We survived another political convention season, my friends. High fives all around.
You may be shocked to hear that there has been plenty of news cycle beyond the U.S. presidential race with Q2 earnings, economic reports (hello July nonfarm payrolls!), and a new all-time high for the S&P500. So much for that old saying about “sell in May.”
As we head into the weekend, here’s a quick round-up of some of the news that caught our attention. Consider it our gift to you to keep you entertained and informed during your evening commute (for my train/subway riders), Friday afternoon wind-down (wine-down?) or over your weekend morning coffee. Cheers.
Companies Routinely Steer Analysts to Deliver Earnings Surprises (Wall Street Journal)
We received a LOT of calls and emails over this article.
Audacia takeaway: Investor Relations is about making sure that there is transparency in company communications with investors and analysts. Ensuring that investors and analysts are well aware of public information is a legitimate and very appropriate activity. Analysts, like all of us, are awash in news and data. Many sell-side analysts cover upwards of 20 companies; buy side analysts may cover hundreds of companies. It is critical that companies ensure that their public messages are heard and comprehended so that they can be fairly valued.
That said, investor relations professionals (IROs) operate within SEC regulations called Regulation Fair Disclosure. There are legal ramifications for those companies who do not operate within those regulations (see: Office Depot). Additionally, investor relations professionals should encourage their employers to have a well-documented quiet period policy and stick to it.
We are always happy to discuss disclosure strategy. If you or your organization has questions, drop us a line, a tweet, or give a call. We’ve got your back.
Daily Report: Venture Capital’s Endangered Middle Class (New York Times)

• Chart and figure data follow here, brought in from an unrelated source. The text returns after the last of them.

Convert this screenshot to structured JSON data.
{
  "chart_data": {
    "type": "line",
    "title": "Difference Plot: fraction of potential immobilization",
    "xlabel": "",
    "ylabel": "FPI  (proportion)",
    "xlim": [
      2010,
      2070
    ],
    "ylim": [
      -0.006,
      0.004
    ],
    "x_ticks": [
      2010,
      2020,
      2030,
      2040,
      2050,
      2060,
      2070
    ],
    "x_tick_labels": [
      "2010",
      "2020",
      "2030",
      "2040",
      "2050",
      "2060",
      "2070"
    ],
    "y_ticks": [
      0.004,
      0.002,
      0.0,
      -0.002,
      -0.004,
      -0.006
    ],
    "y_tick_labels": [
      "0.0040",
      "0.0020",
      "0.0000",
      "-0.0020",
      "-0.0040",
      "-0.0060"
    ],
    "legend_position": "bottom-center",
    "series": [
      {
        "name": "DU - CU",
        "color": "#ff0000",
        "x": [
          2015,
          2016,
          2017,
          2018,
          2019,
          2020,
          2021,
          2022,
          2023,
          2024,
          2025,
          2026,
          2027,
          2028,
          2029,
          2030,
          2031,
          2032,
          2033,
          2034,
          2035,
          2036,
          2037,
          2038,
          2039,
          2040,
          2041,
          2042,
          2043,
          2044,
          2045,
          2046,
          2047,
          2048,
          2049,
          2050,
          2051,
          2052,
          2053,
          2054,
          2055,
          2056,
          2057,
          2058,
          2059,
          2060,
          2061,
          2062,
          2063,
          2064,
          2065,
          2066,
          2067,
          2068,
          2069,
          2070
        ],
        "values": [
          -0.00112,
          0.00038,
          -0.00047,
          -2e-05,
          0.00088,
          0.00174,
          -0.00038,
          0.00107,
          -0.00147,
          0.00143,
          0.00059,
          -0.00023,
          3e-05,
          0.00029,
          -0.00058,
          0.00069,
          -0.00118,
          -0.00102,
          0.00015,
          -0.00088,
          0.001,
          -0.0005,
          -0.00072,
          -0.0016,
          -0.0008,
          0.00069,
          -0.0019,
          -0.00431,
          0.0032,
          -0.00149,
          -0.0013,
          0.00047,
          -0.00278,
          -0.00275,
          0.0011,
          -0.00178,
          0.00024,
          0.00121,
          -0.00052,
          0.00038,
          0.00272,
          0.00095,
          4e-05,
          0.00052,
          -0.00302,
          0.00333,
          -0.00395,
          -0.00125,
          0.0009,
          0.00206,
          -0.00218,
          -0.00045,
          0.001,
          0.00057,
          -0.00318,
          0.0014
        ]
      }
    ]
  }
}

Two weeks ago, we highlighted Entrepreneur.com’s report that venture capital placements are up 20.5% over Q1’16. This week, we are looking at venture capital fundraising. Per the New York Times, “In the first half of the year…just five venture firms raised $7.4 billion, or about one-third of the $22.9 billion raised over all by V.C.s.”
What could this mean? Well, it could mean that with a significant concentration of funds in a few firms we could see more concentrated placements, potentially leaving mid-sized funds and companies at a disadvantage.
Audacia Takeaway: Lots of game left to play here but it’s worth keeping an eye on… and it may open a unique business opportunity for those willing to step into the void.
Regulators Ask Big Banks to Give More Details About Trading Activity (Wall Street Journal)
In this era of high-frequency trading and dark pools, it is interesting to see that the SEC may request that big banks report trading revenue by product line (e.g., bonds, stocks, commodities, etc.). Today, trading revenues are reported en masse with little transparency into what might be driving a bank’s trading results.
Audacia Takeaway: This could be an interesting turn of events for investors by shedding light not just on what is trading but how it trades.